A: Cultural fit is more important than people may realize. If you love your job but the company doesn’t value how people are treated, how long will you be happy? Use the internet to do research. Talk with other people, particularly former or current employees. You can do a search of people to contact by company on www.linkedin.com. If possible, speak with customers. When interviewing, ask questions about the culture. Pay attention to your gut, which can tell you a lot.

Richard Stiller

OD/HR Consultant

Rich Stiller has held executive management positions for a variety of high tech companies, from start-ups to multinational organizations such as Sun Microsystems and Electronic Arts.

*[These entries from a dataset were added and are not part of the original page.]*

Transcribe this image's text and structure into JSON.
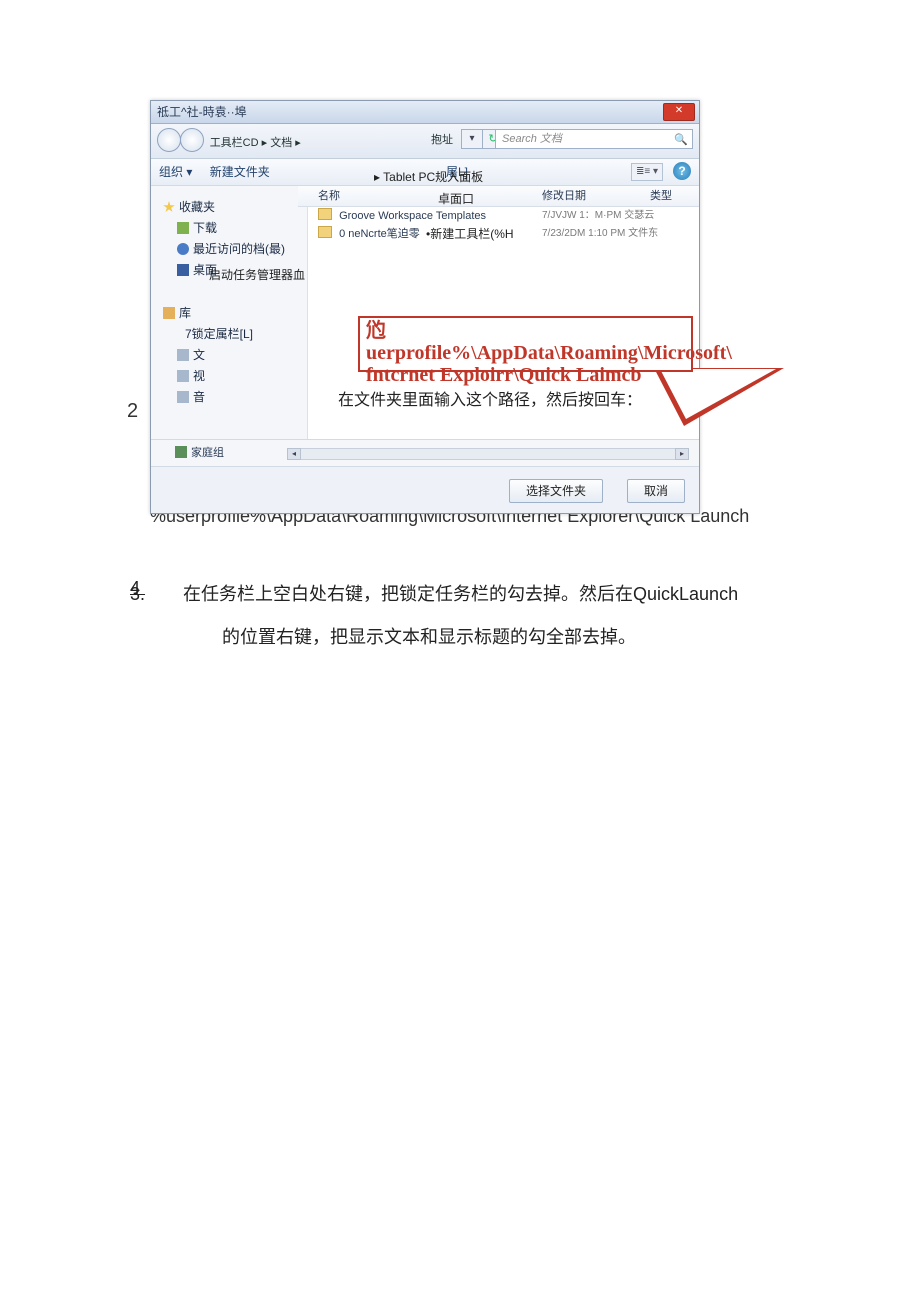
{
  "dialog": {
    "title": "祗工^社-時袁··埠",
    "close": "✕",
    "crumbs": "工具栏CD ▸ 文档 ▸",
    "addr_mid": "抱址",
    "dropdown": "▾",
    "refresh": "↻",
    "search_placeholder": "Search 文档",
    "toolbar": {
      "organize": "组织 ▾",
      "newfolder": "新建文件夹",
      "midlabel": "屠L]",
      "view": "≣≡ ▾",
      "help": "?"
    },
    "sidebar": {
      "favorites": "收藏夹",
      "download": "下载",
      "recent": "最近访问的档(最)",
      "desktop": "桌面",
      "library": "库",
      "lock": "7锁定属栏[L]",
      "sub1": "文",
      "sub2": "视",
      "sub3": "音",
      "homegroup": "家庭组",
      "taskmgr": "启动任务管理器血"
    },
    "overlay": {
      "tablet": "▸ Tablet PC规入面板",
      "desktop": "卓面口",
      "newtoolbar": "•新建工具栏(%H"
    },
    "cols": {
      "name": "名称",
      "date": "修改日期",
      "type": "类型"
    },
    "rows": [
      {
        "name": "Groove Workspace Templates",
        "date": "7/JVJW 1：M·PM 交瑟云",
        "type": ""
      },
      {
        "name": "0 neNcrte笔迫零",
        "date": "7/23/2DM 1:10 PM 文件东",
        "type": ""
      }
    ],
    "callout": {
      "line1": "尦uerprofile%\\AppData\\Roaming\\Microsoft\\",
      "line2": "fntcrnet Exploirr\\Quick Laimcb"
    },
    "instruction": "在文件夹里面输入这个路径，然后按回车：",
    "buttons": {
      "choose": "选择文件夹",
      "cancel": "取消"
    }
  },
  "step2_num": "2",
  "path_text": "%userprofile%\\AppData\\Roaming\\Microsoft\\Internet Explorer\\Quick Launch",
  "step3": {
    "num_strike": "3.",
    "num_over": "4",
    "line1": "在任务栏上空白处右键，把锁定任务栏的勾去掉。然后在QuickLaunch",
    "line2": "的位置右键，把显示文本和显示标题的勾全部去掉。"
  }
}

A: It is important that you, the interviewee, ask questions about the culture in the interview. Most prospective employees focus on answering the questions asked of them and don't focus on what they need to know to insure a better job fit. Simply asking a question about what the culture in the company is like and seeing how employees respond to it can tell you loads.

Randy Block

Staffing Consultant & Executive Coach

Randy Block brings years of expertise in executive search and is a certified career and retirement coach.

A: It is very wise that you check this out. We know that there is more to the company than pay and benefits. Ask the organization about their Employee Value Proposition. Do they promote from within? Are the employees having a good employment experience? Does the organization understand the employee’s needs with regards to career, family, education and community? Request that you talk with your peers to get the answers.

Ron Visconti

Managing Partner

Peninsula Employment Group, LLC

Ron Visconti has assisted job seekers and career changers through recruitment events, career transition projects, career counseling, and workshops. He founded and ran a non-profit career center.

A: Corporate culture goes beyond annual reports and brochures. Google the company to see what is said about them. Speak to potential co-workers, friends and colleagues to find about the company. Identify how you work and the kind of corporate setting that is right. What’s their management style? Are company policies fair? Do they promote people? How are layoffs (if any) handled? It is not what they say, but what they do.

Rosanna Ortisi

Manager, Talent Acquisition

Abbott Diabetes Care

Rosanna Ortisi has extensive experience in staffing/recruitment for a variety of Fortune 500 companies, as well as executive search expertise, specializing in emerging, high-growth companies.

A: Make a point to ask everyone you interview with about the culture – ask them how they would describe it and compare it to other companies that they have worked at. If you have friends or colleagues or associates that work for the company ask them. Go online – check out blogs, chat areas – you can find out quite a bit about a company via Yahoo Insider Information and other similar sites.